Lexi Wood is setting the record straight about a potential romance with her Summer House castmate West Wilson.

While stepping out at the PEOPLE app launch party in New York City on Tuesday, April 29, Wood addressed the moment in the Bravo reality series' April 16 episode when her costar Jesse Solomon — with whom she was in a romantic relationship at the time — accused her of "flirting" with his close friend Wilson during a group night out to a club in the Hamptons.

When they returned home to the house, microphones captured Wood, 27, and Solomon, 31, having an off-camera argument outside. Solomon could be heard saying, "You just can't come up with anything that I did besides the f------ toe sh--," and then adding, "That's way less intense than everything I saw tonight."

Wood then could be heard explaining that she was simply "holding West up" because he had been drinking and "wasn't flirting with him" at the club. But Solomon insisted that she was "hanging out with him all night" and said, "You know how I am with that."

Wood — who has made it clear she prefers monogamous relationships — retorted, "And you know how I am!"

Lexi Wood; Jesse Solomon
At Tuesday's event, Wood described Solomon's accusation as "just weird in general" and shut down any possibility of a romance with Wilson.

"West and I have never flirted — and we never will. We just have a strictly platonic relationship, and obviously he is friends with Jesse and they're so close. They were newbies together," she says.

"So yeah, that would just never be a thing. So I was definitely like, 'Wait, wait, what is going on right now?' " she adds.

Wood also opened up about the unraveling of her relationship with Solomon and whether she feels that having it all play out at the house and around their roommates had an impact.

"I honestly don't think so," she says. "I think I'm really lucky that my cast told me everything and that my friends were kind of there to give me a heads-up, whether it was a little late or not. So yeah, I think I'm really lucky in that case because if we were in the normal world, I probably wouldn't know certain things, like the toe [incident]. I wouldn't have known any of this."

The now-infamous toe incident went down in the March 26 episode, fittingly named "Toeing the Line." In the late-night hours after the group hosted a shipwrecked-themed party, Solomon had his toe sucked by one of the two girls costar Imrul Hassan brought to his bedroom. Solomon and Wood had just made their relationship official. Wood later found out about the incident and confronted Solomon, telling him, “You’re making it seem like I’m some crazy jealous girl when like, you let a random girl suck your toe!”

Lexi Wood attends the celebratory launch of the new People Magazine App at The Hotel Chelsea on April 29, 2025 in New York City.
"Yeah, so I think that I'm really lucky, where it's like most girls actually do get caught up in a lot and they forgive a lot because they don't have the knowledge, whereas I'm in a specific situation where I do get to learn so much," Wood tells PEOPLE of Solomon's behavior, which also included heavily flirting with costar Ciara Miller while Wood was out of town one weekend.

Wood says watching back the Summer House episodes — and reliving some of the moments — has been a cathartic experience for her.

"I definitely get to learn a lot about myself.

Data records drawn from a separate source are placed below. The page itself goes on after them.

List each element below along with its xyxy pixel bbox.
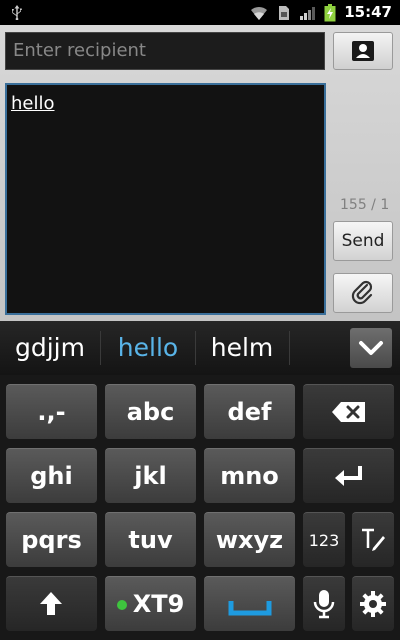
- space-key[interactable]: [204, 576, 295, 631]
- paperclip-icon: [351, 280, 373, 305]
- status-bar: 15:47: [0, 0, 400, 25]
- enter-icon: [335, 466, 362, 486]
- text-mode-key[interactable]: [352, 512, 394, 567]
- key-mno[interactable]: mno: [204, 448, 295, 503]
- keyboard: .,- abc def ghi jkl mno pqrs tuv wxyz 12…: [0, 375, 400, 640]
- key-pqrs[interactable]: pqrs: [6, 512, 97, 567]
- key-label: 123: [308, 531, 340, 550]
- wifi-icon: [251, 6, 267, 20]
- suggestion-word[interactable]: helm: [196, 321, 288, 375]
- backspace-icon: [332, 402, 365, 422]
- key-label: jkl: [134, 462, 167, 490]
- key-label: mno: [220, 462, 279, 490]
- contact-card-icon: [352, 41, 374, 61]
- clock: 15:47: [344, 3, 392, 21]
- message-input[interactable]: hello: [5, 83, 326, 315]
- key-wxyz[interactable]: wxyz: [204, 512, 295, 567]
- chevron-down-icon: [359, 341, 383, 355]
- xt9-indicator-dot: [116, 600, 127, 610]
- collapse-suggestions-button[interactable]: [350, 328, 392, 368]
- character-counter: 155 / 1: [340, 197, 390, 213]
- message-text: hello: [11, 93, 55, 114]
- microphone-key[interactable]: [303, 576, 345, 631]
- attach-button[interactable]: [333, 273, 393, 313]
- usb-icon: [12, 5, 22, 20]
- divider: [289, 331, 290, 365]
- microphone-icon: [313, 590, 335, 619]
- key-abc[interactable]: abc: [105, 384, 196, 439]
- key-ghi[interactable]: ghi: [6, 448, 97, 503]
- contact-picker-button[interactable]: [333, 32, 393, 70]
- shift-key[interactable]: [6, 576, 97, 631]
- suggestion-word[interactable]: gdjjm: [0, 321, 100, 375]
- key-numbers[interactable]: 123: [303, 512, 345, 567]
- key-label: pqrs: [21, 526, 82, 554]
- xt9-label: XT9: [132, 590, 185, 618]
- key-jkl[interactable]: jkl: [105, 448, 196, 503]
- key-label: tuv: [128, 526, 173, 554]
- key-punctuation[interactable]: .,-: [6, 384, 97, 439]
- signal-icon: [300, 7, 315, 20]
- shift-arrow-icon: [40, 592, 62, 615]
- space-icon: [228, 601, 272, 616]
- recipient-input[interactable]: Enter recipient: [5, 32, 325, 70]
- enter-key[interactable]: [303, 448, 394, 503]
- key-label: ghi: [30, 462, 73, 490]
- suggestion-bar: gdjjm hello helm: [0, 321, 400, 375]
- key-def[interactable]: def: [204, 384, 295, 439]
- text-mode-icon: [362, 528, 385, 551]
- compose-area: Enter recipient hello 155 / 1 Send: [0, 25, 400, 321]
- send-button[interactable]: Send: [333, 221, 393, 261]
- key-label: wxyz: [215, 526, 284, 554]
- gear-icon: [360, 591, 386, 617]
- suggestion-word-selected[interactable]: hello: [101, 321, 195, 375]
- settings-key[interactable]: [352, 576, 394, 631]
- backspace-key[interactable]: [303, 384, 394, 439]
- battery-charging-icon: [324, 4, 336, 22]
- key-label: def: [227, 398, 272, 426]
- key-label: abc: [126, 398, 175, 426]
- key-tuv[interactable]: tuv: [105, 512, 196, 567]
- key-label: .,-: [37, 398, 66, 426]
- xt9-key[interactable]: XT9: [105, 576, 196, 631]
- sim-icon: [279, 6, 289, 20]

I think it's such a rare chance to actually be able to unpack human behavior and how I react to things and how I communicate, and how I can just be a better communicator overall," she explains. "So I think that there was definitely some things that [Solomon] miscommunicated, but yeah, I think it's been a great opportunity for me to learn more and move forward in my own experience."

She says that, ultimately, her short-lived relationship with Solomon "just got very messy and totally out of my control."

"It was a one-of-a-kind relationship, hopefully," she notes, adding, "Fingers crossed."